19 |   assert (!output = ["Hello Test user", "What is your name?", "Hello World"])
                          ^^^^^^^^^^^^^^^^^^^^^^^^^^^^^^^^^^^^^^^^^^^^^^^^^^^^^^
Error: This expression has type 'a * 'b * 'c
       but an expression was expected of type string

OK, so you open the file back up, reflexively ocamlformat it, and then change commas to semicolons. Resulting in this line:

  assert (!output = [("Hello Test user"; "What is your name?"; "Hello World")])

Which is no longer an error! It compiles! But suspiciously, it compiles with some warnings, and the assertion fails:

$ ocaml o17.ml 
File "./o17.ml", line 19, characters 22-39:
19 |   assert (!output = [("Hello Test user"; "What is your name?"; "Hello World")])
                           ^^^^^^^^^^^^^^^^^
Warning 10 [non-unit-statement]: this expression should have type unit.

File "./o17.ml", line 19, characters 41-61:
19 |   assert (!output = [("Hello Test user"; "What is your name?"; "Hello World")])
                                              ^^^^^^^^^^^^^^^^^^^^
Warning 10 [non-unit-statement]: this expression should have type unit.

Exception: Assert_failure ("./o17.ml", 19, 2).

ocamlformat added parentheses to make it clear that we had a tuple, but parentheses are not actually a syntax for tuples - it's commas that create tuples. The result is instead equivalent to begin "Hello Test User"; ... end, so what's created is a list of a single string, and the first two strings are discarded.

With those parentheses removed, the assertions pass.
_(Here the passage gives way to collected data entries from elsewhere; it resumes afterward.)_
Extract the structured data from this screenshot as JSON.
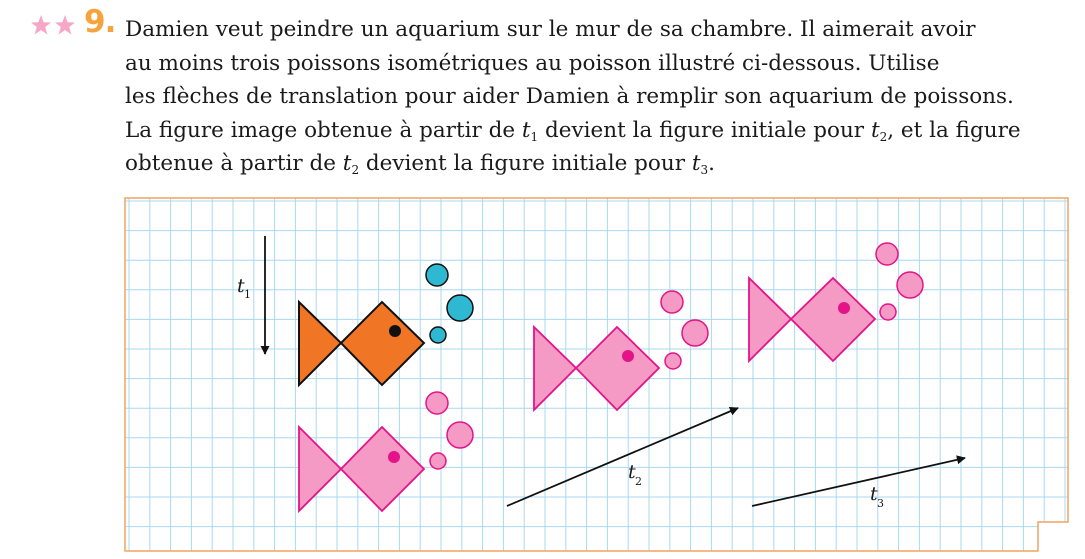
{
  "exercise": {
    "number": "9.",
    "difficulty_stars": 2,
    "lines": [
      [
        "Damien veut peindre un aquarium sur le mur de sa chambre. Il aimerait avoir"
      ],
      [
        "au moins trois poissons isométriques au poisson illustré ci-dessous. Utilise"
      ],
      [
        "les flèches de translation pour aider Damien à remplir son aquarium de poissons."
      ],
      [
        "La figure image obtenue à partir de ",
        {
          "v": "t",
          "s": "1"
        },
        " devient la figure initiale pour ",
        {
          "v": "t",
          "s": "2"
        },
        ", et la figure"
      ],
      [
        "obtenue à partir de ",
        {
          "v": "t",
          "s": "2"
        },
        " devient la figure initiale pour ",
        {
          "v": "t",
          "s": "3"
        },
        "."
      ]
    ]
  },
  "figure": {
    "colors": {
      "original_fish": "#f07524",
      "original_bubbles": "#2fb8d2",
      "image_fish": "#f49ac4",
      "image_stroke": "#e4138a",
      "grid_line": "#a9d8ef",
      "border": "#f2a463",
      "star": "#f7a6c6",
      "number": "#f5a33c"
    },
    "labels": {
      "t1": {
        "var": "t",
        "sub": "1"
      },
      "t2": {
        "var": "t",
        "sub": "2"
      },
      "t3": {
        "var": "t",
        "sub": "3"
      }
    }
  }
}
Error: Multiple rules generated for _build/default/bin/somefile.pp.ml

$ dune build
Error: Multiple rules generated for _build/default/bin/somefile.pp.ml:
- bin/dune:6
- bin/dune:13
-> required by alias default

This happens when you have multiple stanzas with ppx preprocessors defined in the same dune file, for files in the same dir. This can be fixed by adding (modules ...) to each stanza. This is more likely to happen with executables, since it's more natural to put all of a library under the same stanza with its single list of preprocessors.